Fan Model: e.g. 12V 1.5A = . Current rises linearly up to 4V or so then fan starts spinning and then current rises linearly when slowly rising to 12V thus the fan behaves like a linear load resistor above stall speed. However the internal commutation mixed with any PWM causes Intermodulation CUrrents that causes high surge currents in the internal fan Cap and high winding currents create a high whining audio noise due to the IM frequency of Fan speed and PWM speed square wave harmonics xF2-yF1= for harmonics x,y = Δf in the audio range as a high pitch whine from a tweeter.

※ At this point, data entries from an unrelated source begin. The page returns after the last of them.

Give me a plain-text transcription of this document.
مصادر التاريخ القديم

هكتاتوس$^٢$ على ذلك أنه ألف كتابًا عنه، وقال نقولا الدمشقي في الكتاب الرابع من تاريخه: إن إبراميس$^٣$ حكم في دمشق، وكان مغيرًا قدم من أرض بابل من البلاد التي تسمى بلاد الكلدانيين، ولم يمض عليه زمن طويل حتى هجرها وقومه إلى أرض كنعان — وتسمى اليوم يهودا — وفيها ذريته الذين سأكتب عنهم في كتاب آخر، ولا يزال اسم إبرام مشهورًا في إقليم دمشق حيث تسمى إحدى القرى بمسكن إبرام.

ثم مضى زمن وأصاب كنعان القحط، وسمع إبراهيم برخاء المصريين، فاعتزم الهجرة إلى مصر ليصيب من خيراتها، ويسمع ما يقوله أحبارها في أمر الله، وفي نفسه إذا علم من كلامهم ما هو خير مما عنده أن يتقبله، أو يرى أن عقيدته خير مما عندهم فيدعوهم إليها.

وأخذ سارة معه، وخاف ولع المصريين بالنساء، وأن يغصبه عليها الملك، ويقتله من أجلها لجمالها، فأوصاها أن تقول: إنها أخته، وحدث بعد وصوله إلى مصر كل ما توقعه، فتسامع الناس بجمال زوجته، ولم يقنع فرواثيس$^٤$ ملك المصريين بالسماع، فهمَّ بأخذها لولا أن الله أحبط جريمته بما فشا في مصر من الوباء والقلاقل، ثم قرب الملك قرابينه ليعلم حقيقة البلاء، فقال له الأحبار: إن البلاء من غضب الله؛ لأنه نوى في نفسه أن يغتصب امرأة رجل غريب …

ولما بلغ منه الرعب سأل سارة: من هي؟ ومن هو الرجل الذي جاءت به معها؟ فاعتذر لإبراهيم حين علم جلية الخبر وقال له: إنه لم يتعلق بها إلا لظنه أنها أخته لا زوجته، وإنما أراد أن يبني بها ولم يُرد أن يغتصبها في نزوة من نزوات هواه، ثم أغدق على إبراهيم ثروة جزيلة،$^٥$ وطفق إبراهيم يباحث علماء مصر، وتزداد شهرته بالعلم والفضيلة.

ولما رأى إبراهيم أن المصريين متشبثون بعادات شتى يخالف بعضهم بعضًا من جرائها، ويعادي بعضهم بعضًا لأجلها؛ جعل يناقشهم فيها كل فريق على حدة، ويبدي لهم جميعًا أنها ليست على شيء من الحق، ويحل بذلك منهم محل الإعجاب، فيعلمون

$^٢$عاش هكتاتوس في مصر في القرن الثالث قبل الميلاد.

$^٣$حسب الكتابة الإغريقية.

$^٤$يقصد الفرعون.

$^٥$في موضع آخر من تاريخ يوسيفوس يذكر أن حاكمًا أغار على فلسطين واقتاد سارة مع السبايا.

Fan equivalent load 12V/1.5A = 8 Ohms
LPF should be lossless using LC LPF. not an RC with 10 Ohms in series with 8 Ohm load unless half RPM speed is OK.
PWM at 50% causes 10R series to become 20R since infinite R when Open and 10R when closed ( using low RdsON MOSFET)
Analyze present design:
PWM assuming from 50% to 100% = 4V(stall speed voltage) to 12V avg.
Series R switched Requiv= R/PWM duty% = 20 Ω to 10 Ω
LPF filter attenuation = load /(load + Rs) for Rs from 20 to 10 Ω
using KVL, Vout = 8Ω/28Ω *12V = 2.5V @ 50% PWM and 8/18 * 12V = 6.4V
This yields a variable speed form 0 to 50% approx full speed.
THe breakpoint for the LPF is around 3.7kHz with 20 dB ripple attention ( 1/10th) at 35kHz.
A better LPF can be made if desired that has less loss and more RPM.